We were all intrigued by that train crash and the mysterious pounding coming from behind the train car door.
And though it might not be the film we thought we were getting from that first teaser, no film lives up to those lofty expectations quite like “Super 8.” I’d go so far as to echo the sentiments of my friend and colleague Nick Rogers, who called it the best movie of the year to date.
And those other oft-shouted comparisons to “E.T.: The Extra Terrestrial” or “Cloverfield” (a natural and maybe even kind of lazy choice given it was “Super 8″ director JJ Abrams’ other mysterious sci fi project not called “Star Trek”)? Those comparisons are probably apt given the movie’s tone, but you have to look at it as not just a mash of those two in plot, but in tone.
“Super 8″ follows young Joe Lamb (Joel Courtney), a boy on whom much tragedy has befallen. At the film’s outset, we learn his mother was killed in an accident at the factory where she worked. That leaves him in the hands of his father, Jackson (Kyle Chandler of TV’s “Friday Night Lights”), a busy sheriff’s deputy who doesn’t have a lot of time to spend with his son.
Joe and his friends seem to fill much of their time making their own zombie movie.

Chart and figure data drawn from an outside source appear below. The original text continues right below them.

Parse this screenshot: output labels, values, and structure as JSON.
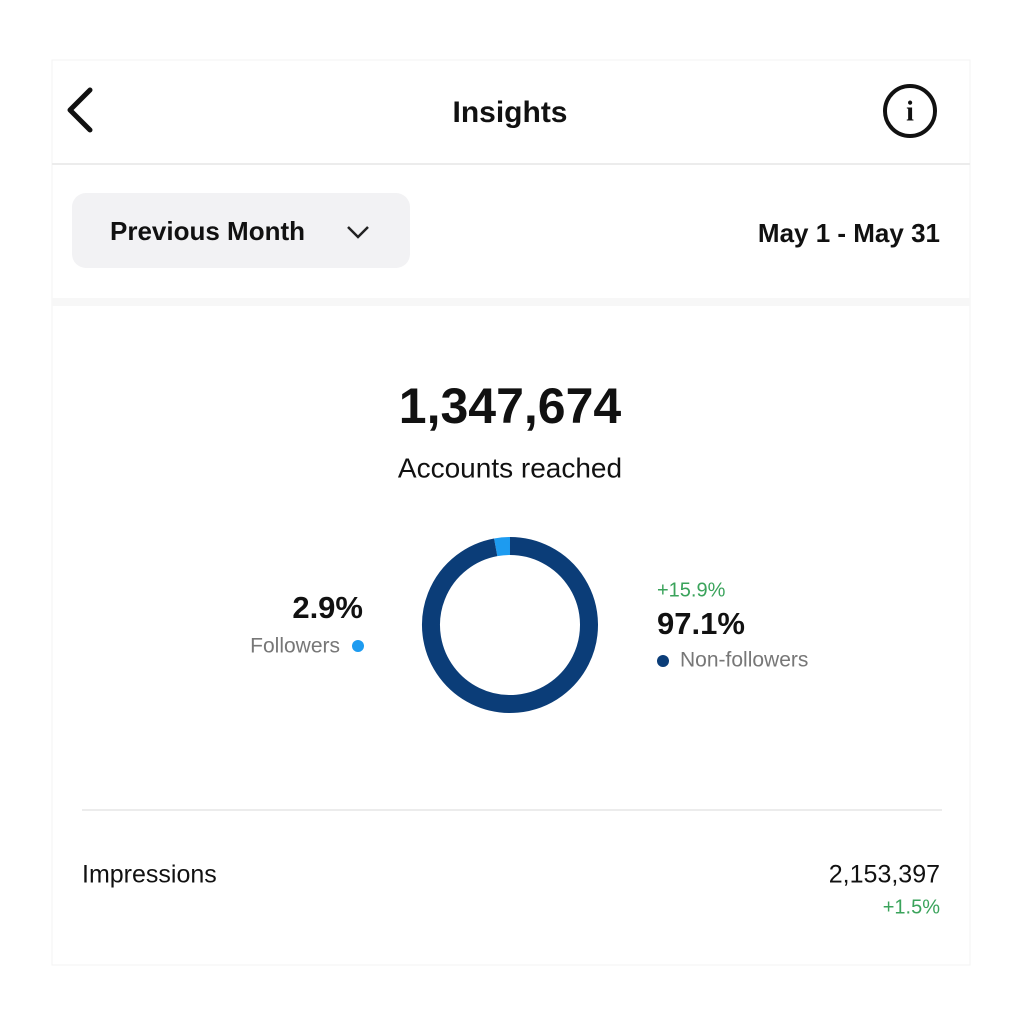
{
  "header": {
    "title": "Insights"
  },
  "filter": {
    "period": "Previous Month",
    "date_range": "May 1 - May 31"
  },
  "reach": {
    "total": "1,347,674",
    "label": "Accounts reached",
    "segments": [
      {
        "name": "Followers",
        "value": 2.9,
        "value_label": "2.9%",
        "color": "#1d9bf0"
      },
      {
        "name": "Non-followers",
        "value": 97.1,
        "value_label": "97.1%",
        "change": "+15.9%",
        "color": "#0b3d78"
      }
    ]
  },
  "impressions": {
    "label": "Impressions",
    "value": "2,153,397",
    "change": "+1.5%"
  }
}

They witness the aforementioned train crash and its aftermath, where something large and strong appears to escape from the train. Soon the military shows up, and people start disappearing. Then Joe and his friends get their film developed and find out they have something much more than they’d believed.
A convergence of popcorn filmmaking and character development is what really makes “Super 8″ tick. Abrams doesn’t bother ascribing to the “an explosion every 10″ school of summer-movie filmmaking, though when the fireworks arrive, they are exciting enough. Abrams instead makes the kind of movie Steven Spielberg (who is coincidentally a producer on “Super 8″) tends to make: a big-budget blockbuster that focuses on character development and story.
In fact, you could call this film not so much an homage to Spielberg as Abrams on his knees like Wayne and Garth, chanting “We’re not worthy!” It’s a look at a “more innocent time” that really wasn’t; like another film it tonally emulates, “Stand By Me,” these pre-Xbox (heck, pre-Atari), pre-Internet, pre-Adam Walsh kids let profanities fly from their mouths to a degree most films made by marketing-obsessed studio exects today would never allow from children.
But virtually every beat works. The movie within the movie, which we get to see over the closing credits. The mystery of what this creature is. (Without ruining anything, let’s say that, like Abrams’ “Cloverfield” monster, what it is and what it does is both similar to and completely different than most anything else you tend to see in movies, even those of the sci-fi variety.) The tender, innocent romance between Joe and Alice Dainard (Elle Fanning), which propels the latter half of the film. The intense suspense/horror elements, which are real and palpable though not overwhelming for younger audiences. (I didn’t take my 6-year-old son to this one, but if he had a little more a taste for scary situations, I wouldn’t have hesitated.)
The film’s time period is important, taking place in the late 1970s, and I have to note a bit of trivia. One character drives a ’69 Buick Skylark (which the kids hijack at a pivotal moment in the film), which happens to be the very first car owned by yours truly and made me long for the days I cruised around in my old hot rod. It was one additional touch of personal nostalgia that this film so deftly rolls on throughout.
The young gaggle of actors are a find, especially Courtney, whose soulful eyes, yes, evoke memories of a young Henry Thomas (but that’s the last “E.T.” comparison, I promise; “Super 8 deserves to stand on its own) to Fanning, who, in the shadow of her big sis Dakota, has created taken less high-profile roles but built a solid resume all her own.
“Super 8″ is a throwback with all the makings of a modern-day classic.